Elke staat of provincie had vertegenwoordigers in de Staten-Generaal. De Staten-Generaal was in de 15e eeuw opgericht (Brugge, 1464). Voor een vorst was het zo gemakkelijker om belastingverhogingen door te voeren. Hij vroeg de Staten-Generaal dan om een bede.

Een bede was in feite geen verzoek maar een bevel om meer belasting te innen.

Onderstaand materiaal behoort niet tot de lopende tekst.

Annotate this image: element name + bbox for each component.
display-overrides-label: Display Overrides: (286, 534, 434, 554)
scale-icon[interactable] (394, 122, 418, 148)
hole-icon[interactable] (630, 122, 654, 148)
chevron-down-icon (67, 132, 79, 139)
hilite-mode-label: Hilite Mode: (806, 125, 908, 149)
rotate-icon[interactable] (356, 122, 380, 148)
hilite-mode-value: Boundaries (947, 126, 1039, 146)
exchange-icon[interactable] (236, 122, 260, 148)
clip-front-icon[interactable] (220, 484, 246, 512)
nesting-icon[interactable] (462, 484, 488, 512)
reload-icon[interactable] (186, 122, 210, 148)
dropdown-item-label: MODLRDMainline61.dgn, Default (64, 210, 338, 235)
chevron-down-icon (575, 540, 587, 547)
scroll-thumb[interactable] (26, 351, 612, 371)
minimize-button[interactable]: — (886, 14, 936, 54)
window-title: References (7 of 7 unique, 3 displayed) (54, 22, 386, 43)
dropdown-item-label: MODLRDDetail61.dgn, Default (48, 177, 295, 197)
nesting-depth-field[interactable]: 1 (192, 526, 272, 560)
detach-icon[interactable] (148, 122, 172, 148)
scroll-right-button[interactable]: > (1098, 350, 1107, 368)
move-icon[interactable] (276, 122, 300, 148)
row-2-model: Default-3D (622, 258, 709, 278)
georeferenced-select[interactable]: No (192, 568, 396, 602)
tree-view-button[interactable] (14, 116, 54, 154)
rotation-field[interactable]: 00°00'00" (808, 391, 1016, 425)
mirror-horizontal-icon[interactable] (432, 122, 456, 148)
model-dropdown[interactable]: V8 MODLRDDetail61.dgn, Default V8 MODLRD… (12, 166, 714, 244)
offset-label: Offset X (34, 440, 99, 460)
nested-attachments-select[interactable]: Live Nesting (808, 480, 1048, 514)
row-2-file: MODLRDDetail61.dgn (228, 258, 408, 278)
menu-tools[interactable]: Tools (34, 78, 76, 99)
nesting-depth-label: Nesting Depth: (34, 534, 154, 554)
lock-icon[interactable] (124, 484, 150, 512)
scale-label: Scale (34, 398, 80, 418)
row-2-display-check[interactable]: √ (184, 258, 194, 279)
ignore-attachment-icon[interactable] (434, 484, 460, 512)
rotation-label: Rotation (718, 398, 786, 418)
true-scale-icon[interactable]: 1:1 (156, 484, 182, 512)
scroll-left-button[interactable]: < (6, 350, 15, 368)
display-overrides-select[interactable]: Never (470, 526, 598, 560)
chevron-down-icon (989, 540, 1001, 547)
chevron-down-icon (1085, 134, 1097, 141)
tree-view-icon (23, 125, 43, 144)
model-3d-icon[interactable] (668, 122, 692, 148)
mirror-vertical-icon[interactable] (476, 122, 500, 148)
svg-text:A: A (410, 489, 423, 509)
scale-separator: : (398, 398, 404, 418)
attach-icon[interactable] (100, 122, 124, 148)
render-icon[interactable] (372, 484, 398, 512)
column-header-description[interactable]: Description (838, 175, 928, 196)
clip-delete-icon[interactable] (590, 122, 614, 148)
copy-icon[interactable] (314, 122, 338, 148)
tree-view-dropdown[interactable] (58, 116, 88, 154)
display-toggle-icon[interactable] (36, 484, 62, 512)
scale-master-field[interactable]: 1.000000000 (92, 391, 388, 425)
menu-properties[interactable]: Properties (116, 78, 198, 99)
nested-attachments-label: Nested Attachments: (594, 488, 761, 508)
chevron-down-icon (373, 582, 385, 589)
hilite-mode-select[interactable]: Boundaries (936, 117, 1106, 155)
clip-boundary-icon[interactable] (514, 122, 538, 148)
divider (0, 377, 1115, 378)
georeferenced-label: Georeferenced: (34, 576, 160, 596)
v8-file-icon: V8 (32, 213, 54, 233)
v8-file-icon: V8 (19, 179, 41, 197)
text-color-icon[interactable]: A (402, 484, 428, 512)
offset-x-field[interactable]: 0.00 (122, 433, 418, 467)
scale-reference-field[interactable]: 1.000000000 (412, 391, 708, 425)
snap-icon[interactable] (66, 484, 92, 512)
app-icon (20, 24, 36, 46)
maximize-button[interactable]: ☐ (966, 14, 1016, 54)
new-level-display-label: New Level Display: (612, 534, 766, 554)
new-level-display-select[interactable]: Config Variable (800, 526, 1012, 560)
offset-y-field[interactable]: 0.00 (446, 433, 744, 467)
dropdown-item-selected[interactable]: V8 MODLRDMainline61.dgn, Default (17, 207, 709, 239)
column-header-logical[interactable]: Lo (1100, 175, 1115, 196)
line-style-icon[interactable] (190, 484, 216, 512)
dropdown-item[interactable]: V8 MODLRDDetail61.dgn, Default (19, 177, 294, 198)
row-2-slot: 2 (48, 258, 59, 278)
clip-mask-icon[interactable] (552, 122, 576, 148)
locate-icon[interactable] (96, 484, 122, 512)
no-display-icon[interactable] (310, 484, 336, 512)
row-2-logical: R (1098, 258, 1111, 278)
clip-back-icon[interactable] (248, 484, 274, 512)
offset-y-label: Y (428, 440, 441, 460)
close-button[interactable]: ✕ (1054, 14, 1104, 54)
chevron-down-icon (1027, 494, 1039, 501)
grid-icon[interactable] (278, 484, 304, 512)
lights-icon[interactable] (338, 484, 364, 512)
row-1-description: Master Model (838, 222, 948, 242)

Met de instelling van een centraal bestuur in Brussel veranderde er veel. Naast de oude Staten-Generaal kwamen nieuwe bestuursinstellingen. De vorst (Karel V) wilde namelijk niet langer afhankelijk zijn van de Staten-Generaal. Hij wilde een krachtig en onafhankelijk bestuur dat werd geleid door professionele ambtenaren en juristen. De adel en de rijke burgers voelden dat hun bevoorrechte positie mogelijk was uitgespeeld. Zij wilden hun politieke macht niet delen met de nieuwe bestuurders. Er ontstond vooral bij de adel veel onvrede over de nieuwe situatie.

Karel V

Raad van State
In de Raad van State, opgericht in 1531 door Karel V, zaten de adviseurs van de landvoogd(es). Deze adviseurs waren de hoogste edelen van het land die adviseerden over belangrijke kwesties. De Raad kwam echter bijna nooit samen en had dus weinig macht. Dat was ook de reden dat belangrijke leden als Willem van Oranje en de graaf van Egmond na enige tijd nog weigerden om eraan deel te nemen.

Raad van Financiën
In deze raad zaten hoge ambtenaren met verstand van geld en financiën. Zij hielden toezicht op de financiële situatie in de Nederlanden en coördineerden de hogere belastingopbrengsten.

Geheime Raad
Deze raad bestond voornamelijk uit juristen en ging een belangrijke rol spelen in de nieuwe wetgeving en het bestuur.